When and Where Religion is Useful

When and Where Religion is Useful

I wrote this for an online discussion for one of my classes. The prompt was about how religion helps maintain stability in societies.

I think in small, non-literate societies, religion is useful for stabilizing the society and perpetuating the culture. Some of its institutions can facilitate education by traumatizing children enough that they remember everything they’re taught. It puts a name on shared beliefs and values and gives people something in common and a reason to gather and work together. It also incorporates myths about how and why the natural world works for people who don’t know or understand the scientific explanations, and addresses the supernatural, which natural science can not explain or prove even exists. It can also placate oppressed, enslaved, or disadvantaged members of the society by providing them with hope of a better afterlife, which keeps them in their place and helps keep the society stable by preventing them from revolting.

In large industrialized Western societies, though, I think it is much less useful, and can cause more discord than unity. In America, for example, education is easily handled without using religion to traumatize students; most Americans share beliefs in freedom and equality even if they don’t believe in the same god; there are enough common interest groups for people to have reasons to get along and work together outside of religion; and modern science has explained most of the occurrences explained by myths. The only thing not addressed is the supernatural, which, based on my observations, seems to be less important in our material society. If everyone is equal, then everyone has the ability and freedom to better his or her life on earth, and so doesn’t need to toil on earth in hopes of a better afterlife. Personally, I don’t believe in the supernatural, and feel little need for it. Also, in the U.S., there is such a variety of religious beliefs that if the government were to endorse any one, it would run the risk of alienating the majority of the population, and it would infringe on the freedoms that the country was founded on.

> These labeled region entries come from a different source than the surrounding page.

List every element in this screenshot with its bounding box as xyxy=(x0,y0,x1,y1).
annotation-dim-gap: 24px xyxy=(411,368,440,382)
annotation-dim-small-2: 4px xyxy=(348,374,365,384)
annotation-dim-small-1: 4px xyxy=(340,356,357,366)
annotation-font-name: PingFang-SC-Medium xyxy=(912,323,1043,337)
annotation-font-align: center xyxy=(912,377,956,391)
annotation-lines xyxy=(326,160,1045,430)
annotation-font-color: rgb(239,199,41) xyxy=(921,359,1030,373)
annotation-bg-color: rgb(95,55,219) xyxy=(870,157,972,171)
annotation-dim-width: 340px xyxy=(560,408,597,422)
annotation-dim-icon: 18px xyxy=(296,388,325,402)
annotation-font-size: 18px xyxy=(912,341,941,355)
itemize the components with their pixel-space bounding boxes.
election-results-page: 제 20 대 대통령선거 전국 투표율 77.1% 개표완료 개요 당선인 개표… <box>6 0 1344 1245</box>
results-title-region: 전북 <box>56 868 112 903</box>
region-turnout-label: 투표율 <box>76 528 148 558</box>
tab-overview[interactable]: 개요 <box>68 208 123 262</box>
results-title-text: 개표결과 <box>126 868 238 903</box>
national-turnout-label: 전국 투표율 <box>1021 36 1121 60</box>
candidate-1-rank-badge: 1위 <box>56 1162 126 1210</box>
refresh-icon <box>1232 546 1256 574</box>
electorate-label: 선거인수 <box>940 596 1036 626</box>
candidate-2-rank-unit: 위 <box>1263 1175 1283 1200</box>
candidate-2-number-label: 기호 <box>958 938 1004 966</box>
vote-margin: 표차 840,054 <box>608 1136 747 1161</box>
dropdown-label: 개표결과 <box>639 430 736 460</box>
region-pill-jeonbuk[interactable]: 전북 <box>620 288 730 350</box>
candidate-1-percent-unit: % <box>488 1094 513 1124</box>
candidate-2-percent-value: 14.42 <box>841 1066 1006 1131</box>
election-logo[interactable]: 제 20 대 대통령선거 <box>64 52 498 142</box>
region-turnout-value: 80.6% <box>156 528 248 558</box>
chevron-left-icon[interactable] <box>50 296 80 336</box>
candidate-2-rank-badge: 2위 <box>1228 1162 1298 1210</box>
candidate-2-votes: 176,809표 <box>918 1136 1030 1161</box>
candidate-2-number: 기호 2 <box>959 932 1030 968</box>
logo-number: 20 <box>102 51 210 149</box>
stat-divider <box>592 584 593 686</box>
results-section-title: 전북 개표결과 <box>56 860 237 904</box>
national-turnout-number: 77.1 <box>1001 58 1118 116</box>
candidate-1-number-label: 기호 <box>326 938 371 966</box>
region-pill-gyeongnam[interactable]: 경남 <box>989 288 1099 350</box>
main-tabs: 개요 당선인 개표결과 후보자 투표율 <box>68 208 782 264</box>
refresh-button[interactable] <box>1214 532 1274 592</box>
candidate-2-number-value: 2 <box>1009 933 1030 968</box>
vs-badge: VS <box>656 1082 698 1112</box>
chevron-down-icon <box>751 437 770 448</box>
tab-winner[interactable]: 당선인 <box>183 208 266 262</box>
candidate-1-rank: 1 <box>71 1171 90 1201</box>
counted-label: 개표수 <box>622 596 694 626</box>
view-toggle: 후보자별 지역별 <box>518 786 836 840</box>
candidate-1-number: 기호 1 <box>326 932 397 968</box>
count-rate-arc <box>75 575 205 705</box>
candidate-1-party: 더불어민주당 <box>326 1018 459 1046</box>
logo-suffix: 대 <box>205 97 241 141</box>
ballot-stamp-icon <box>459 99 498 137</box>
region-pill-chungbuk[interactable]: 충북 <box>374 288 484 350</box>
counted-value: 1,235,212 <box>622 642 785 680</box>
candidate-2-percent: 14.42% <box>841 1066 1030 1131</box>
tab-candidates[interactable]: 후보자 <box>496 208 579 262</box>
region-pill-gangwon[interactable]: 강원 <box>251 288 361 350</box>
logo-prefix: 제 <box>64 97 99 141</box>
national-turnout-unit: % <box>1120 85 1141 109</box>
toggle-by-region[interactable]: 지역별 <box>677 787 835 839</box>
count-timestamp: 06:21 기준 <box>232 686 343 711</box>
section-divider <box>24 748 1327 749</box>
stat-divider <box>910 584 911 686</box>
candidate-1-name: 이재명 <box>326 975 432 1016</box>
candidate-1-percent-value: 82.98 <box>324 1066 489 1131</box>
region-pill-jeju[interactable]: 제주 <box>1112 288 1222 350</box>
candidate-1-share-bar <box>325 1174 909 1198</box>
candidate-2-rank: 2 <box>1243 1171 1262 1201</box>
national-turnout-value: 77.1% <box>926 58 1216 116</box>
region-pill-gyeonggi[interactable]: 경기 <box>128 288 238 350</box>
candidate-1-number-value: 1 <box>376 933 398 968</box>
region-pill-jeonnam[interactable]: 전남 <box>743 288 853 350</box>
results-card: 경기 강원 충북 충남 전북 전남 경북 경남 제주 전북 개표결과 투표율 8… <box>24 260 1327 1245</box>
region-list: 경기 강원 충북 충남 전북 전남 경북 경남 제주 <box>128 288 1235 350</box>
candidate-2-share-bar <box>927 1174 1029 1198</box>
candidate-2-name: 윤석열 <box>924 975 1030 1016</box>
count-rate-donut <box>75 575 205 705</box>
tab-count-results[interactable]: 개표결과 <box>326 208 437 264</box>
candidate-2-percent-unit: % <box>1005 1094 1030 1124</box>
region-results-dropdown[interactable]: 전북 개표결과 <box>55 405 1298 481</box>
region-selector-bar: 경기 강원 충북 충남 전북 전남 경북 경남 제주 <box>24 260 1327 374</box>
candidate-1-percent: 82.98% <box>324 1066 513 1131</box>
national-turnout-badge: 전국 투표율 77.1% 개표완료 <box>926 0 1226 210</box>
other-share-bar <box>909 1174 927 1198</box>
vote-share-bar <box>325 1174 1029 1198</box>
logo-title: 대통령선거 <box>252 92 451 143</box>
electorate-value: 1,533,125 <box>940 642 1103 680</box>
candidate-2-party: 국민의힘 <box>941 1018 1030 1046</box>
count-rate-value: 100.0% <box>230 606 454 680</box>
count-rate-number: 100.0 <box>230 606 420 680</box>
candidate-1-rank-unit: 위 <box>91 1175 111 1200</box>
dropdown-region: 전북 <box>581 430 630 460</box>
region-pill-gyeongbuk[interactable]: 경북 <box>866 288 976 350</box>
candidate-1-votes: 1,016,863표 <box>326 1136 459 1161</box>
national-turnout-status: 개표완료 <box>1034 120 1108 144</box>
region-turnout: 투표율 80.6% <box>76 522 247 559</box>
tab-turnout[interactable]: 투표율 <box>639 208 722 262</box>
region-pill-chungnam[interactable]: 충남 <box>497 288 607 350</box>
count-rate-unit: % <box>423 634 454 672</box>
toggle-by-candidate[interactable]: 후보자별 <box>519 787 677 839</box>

As far as providing a moral code is concerned, most religions have similar enough basic rules (don’t kill each other, help your neighbor, don’t lie, etc.), that I think morals developed before religion, and religion just incorporated them. You don’t not kill people because some religious text says not to, you don’t kill people because you’ll be ostracized by the group if not killed by someone else. You help your neighbors because if you’re nice to them, they’ll probably reciprocate when you need it. You don’t lie or steal because it damages social relationships.